OpenAI et Oracle nouent un partenariat permettant aux clients Oracle Cloud de déployer GPT et Codex directement dans leur infrastructure. L'intérêt : utiliser les engagements financiers existants (commitments) pour financer l'IA, sans contrat additionnel. C'est un coup classique de consolidation — les éditeurs SaaS cherchent à capturer les budgets IA au sein de leurs relations existantes.
Pour les entreprises, c'est du gain net : gouvernance centralisée, sécurité attestée, facturation intégrée. Codex (désormais remplacé par GPT-4 en pratique, mais le nom résiste dans les contrats legacy) change de statut : il n'est plus un service externe, c'est un composant du cloud d'entreprise. Oracle peut ainsi accélérer son offre IA sans développer ses propres modèles.

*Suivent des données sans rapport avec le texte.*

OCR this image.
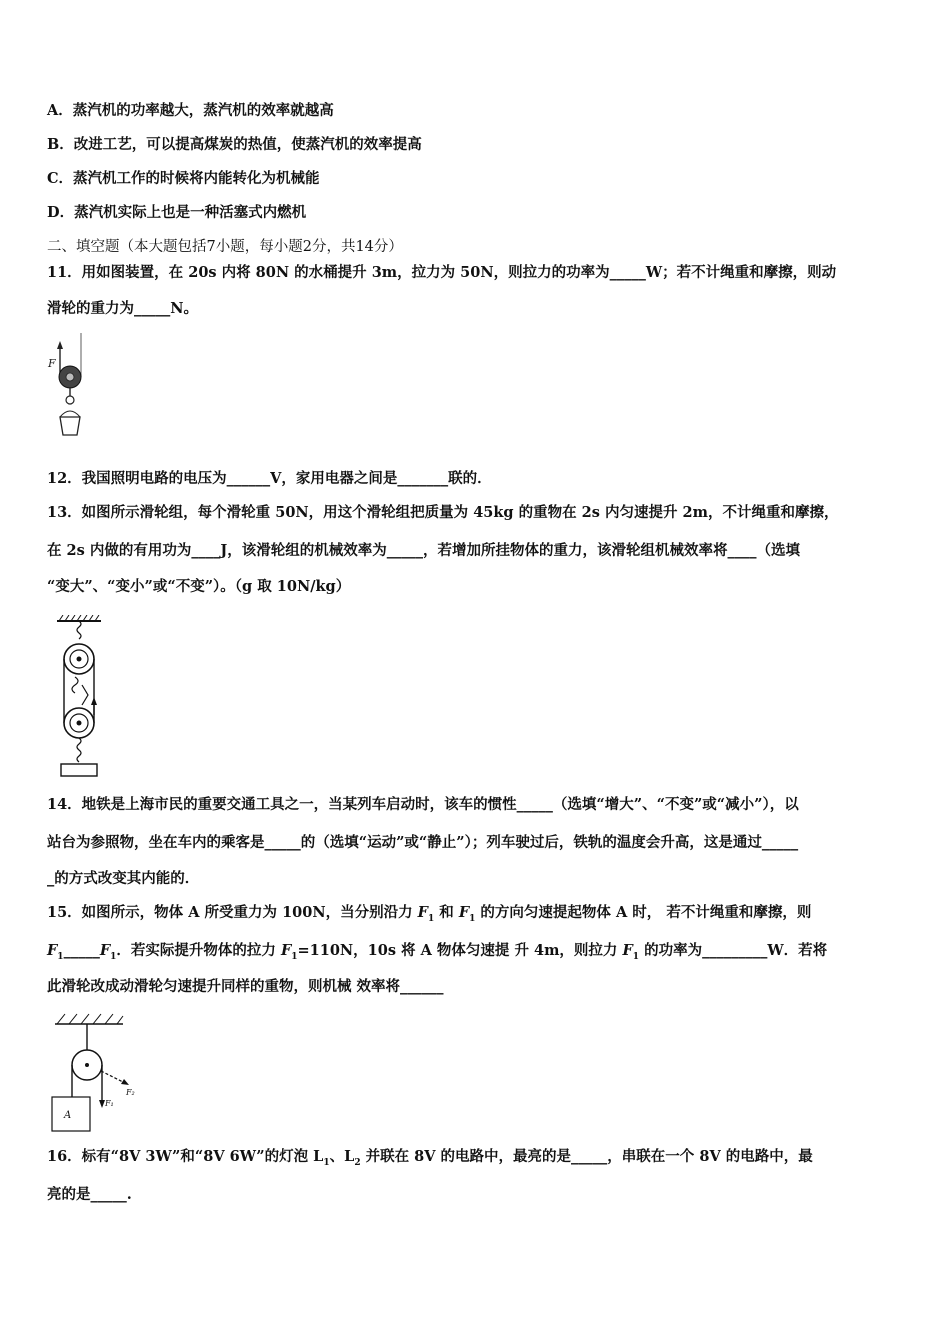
A．蒸汽机的功率越大，蒸汽机的效率就越高
B．改进工艺，可以提高煤炭的热值，使蒸汽机的效率提高
C．蒸汽机工作的时候将内能转化为机械能
D．蒸汽机实际上也是一种活塞式内燃机
二、填空题（本大题包括7小题，每小题2分，共14分）
11．用如图装置，在 20s 内将 80N 的水桶提升 3m，拉力为 50N，则拉力的功率为_____W；若不计绳重和摩擦，则动
滑轮的重力为_____N。
F
12．我国照明电路的电压为______V，家用电器之间是_______联的．
13．如图所示滑轮组，每个滑轮重 50N，用这个滑轮组把质量为 45kg 的重物在 2s 内匀速提升 2m，不计绳重和摩擦，
在 2s 内做的有用功为____J，该滑轮组的机械效率为_____，若增加所挂物体的重力，该滑轮组机械效率将____（选填
“变大”、“变小”或“不变”）。（g 取 10N/kg）
14．地铁是上海市民的重要交通工具之一，当某列车启动时，该车的惯性_____（选填“增大”、“不变”或“减小”），以
站台为参照物，坐在车内的乘客是_____的（选填“运动”或“静止”）；列车驶过后，铁轨的温度会升高，这是通过_____
_的方式改变其内能的．
15．如图所示，物体 A 所受重力为 100N，当分别沿力 $F_1$ 和 $F_1$ 的方向匀速提起物体 A 时， 若不计绳重和摩擦，则
$F_1\_\_\_\_\_F_1$．若实际提升物体的拉力 $F_1=110N$，10s 将 A 物体匀速提 升 4m，则拉力 $F_1$ 的功率为_________W．若将
此滑轮改成动滑轮匀速提升同样的重物，则机械 效率将______
A
F₁
F₂
16．标有“8V 3W”和“8V 6W”的灯泡 $L_1$、$L_2$ 并联在 8V 的电路中，最亮的是_____，串联在一个 8V 的电路中，最
亮的是_____.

Le piège est subtil : plus le client bundle IA + cloud, moins il compare les prix, moins il switch. C'est un verrouillage bienveillant. Et la gouvernance « enterprise » coûte — en latence, en coût réel (souvent masqué dans le commitment). Le client gagne en facilité, perd en flexibilité tarifaire.
Ce partenariat dessine le scénario dominant pour 2024-2025 : OpenAI se décline en couches — consommateur, PME SaaS, grands nuages clouds. Chaque strate paie un prix différent pour le même modèle.